Two victims of Bernard L. Madoff’s huge Ponzi scheme sued the Securities and Exchange Commission on Wednesday, saying that the agency’s failure to detect the fraud years ago contributed to their financial losses. Echoing complaints that other victims have made for months, the two plaintiffs argued in the lawsuit that they would not have fallen prey to the fraud if the government had “simply done its job”

and if the commission had not “closed its eyes to Madoff’s obvious crimes.”

The lawsuit, filed in federal court in Manhattan, is aimed at forcing the commission to repay $2.4 million lost by the two plaintiffs — Phyllis Molchatsky, a disabled retiree, and Stephen Schneider, a doctor nearing retirement, both residents of New York. They had previously demanded compensation through administrative complaints to the commission, which have been denied.

“Based on our initial understanding, we believe there is no merit to the complaint,” said John Heine, a spokesman for the commission.

The lawsuit, filed by lawyers with Herrick, Feinstein in New York, faces a significant fight because the legal doctrine of sovereign immunity makes it extremely difficult to sue a government agency for the consequences of its official activity.

Lawyers for the two victims acknowledged that the doctrine might prevent litigation arising from the commission’s discretionary decisions, formal policies and rule-making. But they assert that the doctrine does not shield the S.E.C. from the consequences of “serial, gross negligence” in carrying out its day-to-day duties.

“The S.E.C. staff who investigated Madoff from time to time were not crafting policy or making rules,” the complaint asserted. Rather, it said, the staff members were carrying out their routine obligations to investigate numerous tips and warnings about Mr. Madoff and simply “botched all of them.”

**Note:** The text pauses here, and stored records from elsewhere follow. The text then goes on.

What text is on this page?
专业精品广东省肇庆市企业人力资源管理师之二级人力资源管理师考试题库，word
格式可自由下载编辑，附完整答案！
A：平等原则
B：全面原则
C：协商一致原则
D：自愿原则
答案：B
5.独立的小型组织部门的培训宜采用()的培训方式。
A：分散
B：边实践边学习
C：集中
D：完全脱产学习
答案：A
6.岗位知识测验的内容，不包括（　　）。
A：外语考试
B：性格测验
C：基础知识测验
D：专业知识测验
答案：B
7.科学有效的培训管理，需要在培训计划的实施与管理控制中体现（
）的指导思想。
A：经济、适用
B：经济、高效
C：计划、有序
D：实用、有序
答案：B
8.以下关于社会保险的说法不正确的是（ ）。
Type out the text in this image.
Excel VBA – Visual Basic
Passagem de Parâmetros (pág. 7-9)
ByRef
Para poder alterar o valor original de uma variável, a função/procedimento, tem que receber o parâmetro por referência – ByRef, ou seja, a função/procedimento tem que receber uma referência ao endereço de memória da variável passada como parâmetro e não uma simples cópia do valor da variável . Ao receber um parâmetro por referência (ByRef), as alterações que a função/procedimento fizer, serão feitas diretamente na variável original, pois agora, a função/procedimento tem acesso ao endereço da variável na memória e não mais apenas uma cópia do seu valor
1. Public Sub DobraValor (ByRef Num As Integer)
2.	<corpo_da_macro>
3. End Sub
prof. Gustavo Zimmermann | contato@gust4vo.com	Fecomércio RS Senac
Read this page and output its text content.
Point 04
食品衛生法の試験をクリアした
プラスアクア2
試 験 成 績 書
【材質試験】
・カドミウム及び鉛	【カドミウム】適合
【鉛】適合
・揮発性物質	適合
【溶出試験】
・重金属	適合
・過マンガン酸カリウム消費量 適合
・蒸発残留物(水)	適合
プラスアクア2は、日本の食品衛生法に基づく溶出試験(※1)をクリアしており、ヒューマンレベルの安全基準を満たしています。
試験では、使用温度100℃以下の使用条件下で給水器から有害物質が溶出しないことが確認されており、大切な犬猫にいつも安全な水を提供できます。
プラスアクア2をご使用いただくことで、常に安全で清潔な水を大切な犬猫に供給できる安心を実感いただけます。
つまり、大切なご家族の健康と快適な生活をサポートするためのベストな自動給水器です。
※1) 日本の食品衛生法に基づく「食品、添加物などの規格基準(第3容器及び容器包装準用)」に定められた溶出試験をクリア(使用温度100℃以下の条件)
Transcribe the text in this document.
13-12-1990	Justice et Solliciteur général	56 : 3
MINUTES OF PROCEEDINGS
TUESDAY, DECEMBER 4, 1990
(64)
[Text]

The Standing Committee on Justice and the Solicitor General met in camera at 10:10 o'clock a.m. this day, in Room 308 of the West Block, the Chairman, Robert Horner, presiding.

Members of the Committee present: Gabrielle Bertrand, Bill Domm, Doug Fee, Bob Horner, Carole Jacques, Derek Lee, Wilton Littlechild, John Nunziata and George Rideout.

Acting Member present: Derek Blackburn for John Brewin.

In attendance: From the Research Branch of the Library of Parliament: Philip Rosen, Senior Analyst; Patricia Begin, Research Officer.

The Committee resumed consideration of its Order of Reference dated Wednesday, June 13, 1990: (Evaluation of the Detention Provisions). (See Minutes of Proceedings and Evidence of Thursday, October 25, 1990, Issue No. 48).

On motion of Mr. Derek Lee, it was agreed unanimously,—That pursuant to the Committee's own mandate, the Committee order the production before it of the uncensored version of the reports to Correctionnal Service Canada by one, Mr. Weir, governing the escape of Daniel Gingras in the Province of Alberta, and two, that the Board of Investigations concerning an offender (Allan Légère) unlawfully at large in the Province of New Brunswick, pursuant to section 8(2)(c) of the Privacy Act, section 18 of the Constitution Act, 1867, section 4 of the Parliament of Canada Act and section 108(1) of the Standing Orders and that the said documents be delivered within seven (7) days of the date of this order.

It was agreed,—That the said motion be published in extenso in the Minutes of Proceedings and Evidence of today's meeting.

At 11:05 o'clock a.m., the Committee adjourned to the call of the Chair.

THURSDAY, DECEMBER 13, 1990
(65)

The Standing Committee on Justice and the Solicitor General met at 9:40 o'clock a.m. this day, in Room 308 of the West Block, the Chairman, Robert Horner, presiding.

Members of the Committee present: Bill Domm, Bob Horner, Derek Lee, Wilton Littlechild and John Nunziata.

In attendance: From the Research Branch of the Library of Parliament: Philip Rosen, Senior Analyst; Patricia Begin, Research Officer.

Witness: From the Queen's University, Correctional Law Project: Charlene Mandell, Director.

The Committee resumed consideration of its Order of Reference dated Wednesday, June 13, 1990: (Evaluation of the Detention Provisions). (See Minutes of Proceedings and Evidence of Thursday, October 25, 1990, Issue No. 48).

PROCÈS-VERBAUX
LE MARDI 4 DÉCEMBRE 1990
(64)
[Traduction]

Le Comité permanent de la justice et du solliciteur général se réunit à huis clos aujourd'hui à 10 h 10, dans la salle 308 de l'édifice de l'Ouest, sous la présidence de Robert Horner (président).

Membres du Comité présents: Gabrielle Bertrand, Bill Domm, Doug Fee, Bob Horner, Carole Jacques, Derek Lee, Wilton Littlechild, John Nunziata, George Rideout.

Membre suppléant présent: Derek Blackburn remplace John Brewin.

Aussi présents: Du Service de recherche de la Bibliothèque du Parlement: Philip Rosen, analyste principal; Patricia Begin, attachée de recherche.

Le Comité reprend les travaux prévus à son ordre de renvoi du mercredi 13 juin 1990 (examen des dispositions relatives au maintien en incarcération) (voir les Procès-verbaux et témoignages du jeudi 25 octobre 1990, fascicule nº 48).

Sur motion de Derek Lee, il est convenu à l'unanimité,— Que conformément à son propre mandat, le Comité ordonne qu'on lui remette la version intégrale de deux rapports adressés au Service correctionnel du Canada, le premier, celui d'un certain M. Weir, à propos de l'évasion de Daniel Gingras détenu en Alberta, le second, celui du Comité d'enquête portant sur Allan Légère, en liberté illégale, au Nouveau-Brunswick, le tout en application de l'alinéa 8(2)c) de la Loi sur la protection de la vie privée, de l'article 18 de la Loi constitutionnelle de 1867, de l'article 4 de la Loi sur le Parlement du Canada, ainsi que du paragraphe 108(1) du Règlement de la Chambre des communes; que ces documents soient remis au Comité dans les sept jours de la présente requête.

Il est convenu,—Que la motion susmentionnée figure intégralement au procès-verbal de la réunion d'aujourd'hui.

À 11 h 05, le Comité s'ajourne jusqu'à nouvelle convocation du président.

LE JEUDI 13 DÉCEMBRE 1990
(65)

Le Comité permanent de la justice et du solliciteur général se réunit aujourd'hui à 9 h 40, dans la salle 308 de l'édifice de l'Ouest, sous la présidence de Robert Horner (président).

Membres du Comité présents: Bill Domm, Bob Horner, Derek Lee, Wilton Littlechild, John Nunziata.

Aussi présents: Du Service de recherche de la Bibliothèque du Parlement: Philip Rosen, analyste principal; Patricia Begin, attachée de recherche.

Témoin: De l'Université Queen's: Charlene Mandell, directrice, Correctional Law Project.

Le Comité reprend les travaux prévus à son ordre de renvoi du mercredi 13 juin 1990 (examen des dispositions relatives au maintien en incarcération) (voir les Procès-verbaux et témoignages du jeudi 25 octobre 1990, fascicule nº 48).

The complaint draws heavily on a report by the commission’s inspector general, released in August. That report identified dozens of hapless errors, faulty procedures, inaccurate legal interpretations and inept staff work that marred the commission’s numerous failed investigations of Mr. Madoff over a 16-year period beginning in 1992.

Mary L. Schapiro, who became chairwoman of the S.E.C. about six weeks after Mr. Madoff’s arrest, acknowledged those shortcomings last month but promised to undertake broad structural reforms aimed at preventing such failures in the future.

Difficult as it may be to collect damages for Madoff victims from the S.E.C., success by the plaintiffs would establish new ground rules for investors and regulators.

But any ruling against the commission will certainly be appealed to the utmost, given its potential impact in the Madoff case alone, where out-of-pocket losses are estimated to exceed $13 billion and paper losses exceed $65 billion.

The sovereign immunity challenge filed Wednesday is one of several lawsuits to arise in the Madoff scandal that have the potential to rewrite laws that have long governed Wall Street’s relationship with its customers and its regulators.

In February, a federal bankruptcy judge in Manhattan will review whether the trustee liquidating Mr. Madoff’s estate for the benefit of his victims is correctly applying the 1970 law that established the Securities Investors Protection Corporation, an industry-financed fund that provides up to $500,000 in upfront reimbursement for losses incurred in the bankruptcy of a brokerage firm.

The trustee, citing a common legal practice in Ponzi scheme cases, calculates an investor’s loss as the difference between the amount invested and the amount withdrawn over time. Victims whose withdrawals exceed their initial investments — who have no valid claim, under the trustee’s formula — are arguing in court that their losses should be based on their final account statement from Mr. Madoff.

The trustee, Irving H. Picard, has also sued several large investors in the Madoff fund to recover money they withdrew over the years, asserting in each case that the investors “knew or should have known” that their profits were implausible and most likely fictional.

Several securities law specialists say those cases, if successful, might force professional investors to revise their assessment of the risks they would face if an apparently profitable opportunity turned out to be fraudulent.